Looking into the faces of people bent over the pews during Mass changes me. I stand at the altar on behalf of people who do not know where to turn with their pain, uncertainty and challenges of life. I feel in my bones a deep connection to people’s unanswered questions. I pray every Sunday that there will be enough grace to fill the void in every heart.
I look to the Solemnity of the Most Holy Body and Blood of Christ for solace among people starving for the basic needs of life. The disciples knew of the hunger of the crowd gathered to hear Jesus. They approached him, scratching their heads about how to feed the vast number of people. Jesus tells the disciples to give people food, taking responsibility for helping people get through their hunger. Of course the disciples complain to Jesus that only a few loaves of bread and a couple of fish will not be enough. Jesus offers a blessing on the measly portions. Everyone finds satisfaction, and leftovers fill twelve baskets.
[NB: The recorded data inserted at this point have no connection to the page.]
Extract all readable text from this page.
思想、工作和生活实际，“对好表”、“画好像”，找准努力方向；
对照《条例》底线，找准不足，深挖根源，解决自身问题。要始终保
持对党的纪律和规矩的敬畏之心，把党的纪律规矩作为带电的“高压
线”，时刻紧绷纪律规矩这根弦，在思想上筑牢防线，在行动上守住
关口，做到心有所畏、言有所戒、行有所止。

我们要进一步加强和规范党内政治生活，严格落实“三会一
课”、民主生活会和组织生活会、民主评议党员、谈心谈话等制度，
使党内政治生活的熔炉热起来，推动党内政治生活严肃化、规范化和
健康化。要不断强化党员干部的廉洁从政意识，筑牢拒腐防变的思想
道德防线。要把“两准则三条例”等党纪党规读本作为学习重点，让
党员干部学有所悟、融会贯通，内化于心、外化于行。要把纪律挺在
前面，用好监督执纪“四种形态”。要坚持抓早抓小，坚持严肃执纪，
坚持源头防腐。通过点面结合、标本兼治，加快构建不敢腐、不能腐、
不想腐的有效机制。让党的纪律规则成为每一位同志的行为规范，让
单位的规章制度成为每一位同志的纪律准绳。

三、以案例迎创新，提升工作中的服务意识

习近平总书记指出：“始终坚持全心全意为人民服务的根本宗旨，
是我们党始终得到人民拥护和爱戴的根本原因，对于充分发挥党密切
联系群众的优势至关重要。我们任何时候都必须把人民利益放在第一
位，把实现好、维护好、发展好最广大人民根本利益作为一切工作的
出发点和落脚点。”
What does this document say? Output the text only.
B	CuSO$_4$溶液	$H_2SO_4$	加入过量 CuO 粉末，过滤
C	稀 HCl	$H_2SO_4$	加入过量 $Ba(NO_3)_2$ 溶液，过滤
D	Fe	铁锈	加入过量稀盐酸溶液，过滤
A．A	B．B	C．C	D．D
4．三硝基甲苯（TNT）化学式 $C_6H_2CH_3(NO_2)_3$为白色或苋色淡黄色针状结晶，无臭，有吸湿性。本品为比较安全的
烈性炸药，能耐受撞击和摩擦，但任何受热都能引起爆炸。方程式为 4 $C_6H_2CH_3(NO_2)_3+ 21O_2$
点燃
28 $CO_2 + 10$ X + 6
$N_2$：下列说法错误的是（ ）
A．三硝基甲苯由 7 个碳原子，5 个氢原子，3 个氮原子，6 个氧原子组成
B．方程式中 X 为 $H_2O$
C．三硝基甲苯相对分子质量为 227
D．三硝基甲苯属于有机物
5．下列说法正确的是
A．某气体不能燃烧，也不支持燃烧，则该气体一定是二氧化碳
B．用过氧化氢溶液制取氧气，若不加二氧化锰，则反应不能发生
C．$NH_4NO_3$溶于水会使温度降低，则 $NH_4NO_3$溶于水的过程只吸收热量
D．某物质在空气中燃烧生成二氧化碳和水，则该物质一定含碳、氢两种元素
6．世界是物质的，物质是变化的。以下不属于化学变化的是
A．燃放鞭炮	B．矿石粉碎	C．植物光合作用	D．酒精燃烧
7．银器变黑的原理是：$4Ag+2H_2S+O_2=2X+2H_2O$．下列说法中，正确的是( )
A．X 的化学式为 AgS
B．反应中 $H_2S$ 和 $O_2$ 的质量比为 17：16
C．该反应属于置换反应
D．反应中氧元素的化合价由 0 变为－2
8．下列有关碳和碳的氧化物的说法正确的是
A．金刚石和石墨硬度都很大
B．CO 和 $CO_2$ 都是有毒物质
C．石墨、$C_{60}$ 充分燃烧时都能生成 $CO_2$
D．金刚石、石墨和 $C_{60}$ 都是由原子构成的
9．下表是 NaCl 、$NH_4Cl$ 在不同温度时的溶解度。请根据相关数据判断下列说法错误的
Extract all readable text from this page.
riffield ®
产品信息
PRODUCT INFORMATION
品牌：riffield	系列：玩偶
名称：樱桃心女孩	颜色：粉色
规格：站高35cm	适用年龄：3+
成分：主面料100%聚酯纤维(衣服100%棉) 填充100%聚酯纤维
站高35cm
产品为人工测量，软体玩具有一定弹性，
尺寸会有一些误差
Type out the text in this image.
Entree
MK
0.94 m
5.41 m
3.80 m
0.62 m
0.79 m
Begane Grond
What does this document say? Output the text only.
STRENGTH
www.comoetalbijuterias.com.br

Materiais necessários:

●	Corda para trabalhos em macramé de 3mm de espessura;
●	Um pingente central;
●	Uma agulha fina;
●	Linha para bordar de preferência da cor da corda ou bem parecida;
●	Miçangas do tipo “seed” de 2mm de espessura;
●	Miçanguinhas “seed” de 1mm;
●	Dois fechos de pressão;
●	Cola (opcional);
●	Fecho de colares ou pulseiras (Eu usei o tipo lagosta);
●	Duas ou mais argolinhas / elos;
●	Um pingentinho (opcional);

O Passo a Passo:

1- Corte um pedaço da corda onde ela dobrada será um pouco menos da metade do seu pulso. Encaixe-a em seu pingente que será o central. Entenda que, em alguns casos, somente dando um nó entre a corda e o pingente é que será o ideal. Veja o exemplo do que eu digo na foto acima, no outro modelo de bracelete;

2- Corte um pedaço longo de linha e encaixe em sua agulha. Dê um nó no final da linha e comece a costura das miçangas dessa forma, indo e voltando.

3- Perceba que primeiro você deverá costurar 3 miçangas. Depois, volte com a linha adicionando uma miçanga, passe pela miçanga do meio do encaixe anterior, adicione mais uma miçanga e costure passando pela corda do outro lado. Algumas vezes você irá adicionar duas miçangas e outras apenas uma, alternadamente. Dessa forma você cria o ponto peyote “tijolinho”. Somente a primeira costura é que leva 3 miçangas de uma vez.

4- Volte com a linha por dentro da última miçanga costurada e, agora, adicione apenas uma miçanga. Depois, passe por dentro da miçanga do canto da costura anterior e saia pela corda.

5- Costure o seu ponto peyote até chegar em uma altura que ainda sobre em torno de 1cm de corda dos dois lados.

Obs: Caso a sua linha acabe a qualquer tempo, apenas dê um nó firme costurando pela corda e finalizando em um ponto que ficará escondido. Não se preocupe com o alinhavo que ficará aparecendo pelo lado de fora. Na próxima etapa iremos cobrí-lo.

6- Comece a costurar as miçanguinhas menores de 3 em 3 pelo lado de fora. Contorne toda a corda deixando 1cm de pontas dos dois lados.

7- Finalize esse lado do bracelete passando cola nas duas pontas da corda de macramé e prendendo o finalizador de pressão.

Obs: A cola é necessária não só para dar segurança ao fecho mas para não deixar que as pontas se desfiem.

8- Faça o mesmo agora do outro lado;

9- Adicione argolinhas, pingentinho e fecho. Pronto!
I complain weekly to Jesus that people need more than what I can offer them. In our small parish, hunger for companionship fills the chapel on Sunday. I often wonder if Jesus is listening to the parents who have just lost their lonely, gay son to suicide. I question the compassion of Christ when I hear of the gang rape of a teenager after a school dance. I want Jesus to be around for the elderly man who was beaten by his son for a measly inheritance.
Standing at the altar on Sunday, I feel the weight of all these needs on my outstretched arms. This is the heavy lifting of my ministry as a priest. I learn from the hungry disciples to bring these needs to the person of Jesus. I trust even in moments of profound hunger and need that together we will all be fed; we will all discover love and we will all find the healing we need.
As I pray at the altar on Sunday, I also view people torn apart by the judgment of other people and the condemnation of society. This need for reconciliation bears down even more on my extended arms and open hands. I realize every Sunday that my posture at the altar remains so countercultural. Here, my open hands must also be a gesture of hospitality and welcome. This goes against our human instincts to clench our fists at drug users, prostitutes, street teens or people who threaten the status quo.
In Luke’s Gospel, a woman comes uninvited to the home of a Pharisee. She arrives with an alabaster flask of ointment because she knows that Jesus is dining there. Her reputation as an outcast threatens everyone. She bends down to the feet of Jesus and weeps. She dries his feet with her long hair and kisses them. She anoints the person of Jesus, the feet of the Savior. She peels off the labels that people have placed on her as she reveals the love within her. Her action of love and tenderness becomes our moment of reconciliation.
I learn from this woman that if I am to remain at the altar with open-handed prayer, I must also wash the feet of our culture’s outcasts. I must learn even more to bridge the gaps among people who judge others. I must anoint people’s fear when unkind labels condemn them. I must kiss the feet of people abused by our society’s outpouring of hate.
My arms outstretched in prayer modeling the sign of the Crucified also tells me that I must take up my cross daily. I carry this burden when I welcome the lost sheep and embrace the homeless veteran. This heavy lifting will never end. I see in my gestures at the altar on Sunday the connection of how I live the limits of my life during the week. I discover at the altar that I am to lose my life in order to save it.
I understand now amid drug users and people suffering mental illness that standing at the altar on Sunday is not just a perfunctory rubric. This is the place of genuine love. Jesus tells me to keep my hand on the plow and never look back. So I keep my arms out from my side and my palms empty. I keep my eyes on the faces of people kneeling in the pews. I enter more deeply into my loneliness and discover again the people of God, the Body of Christ.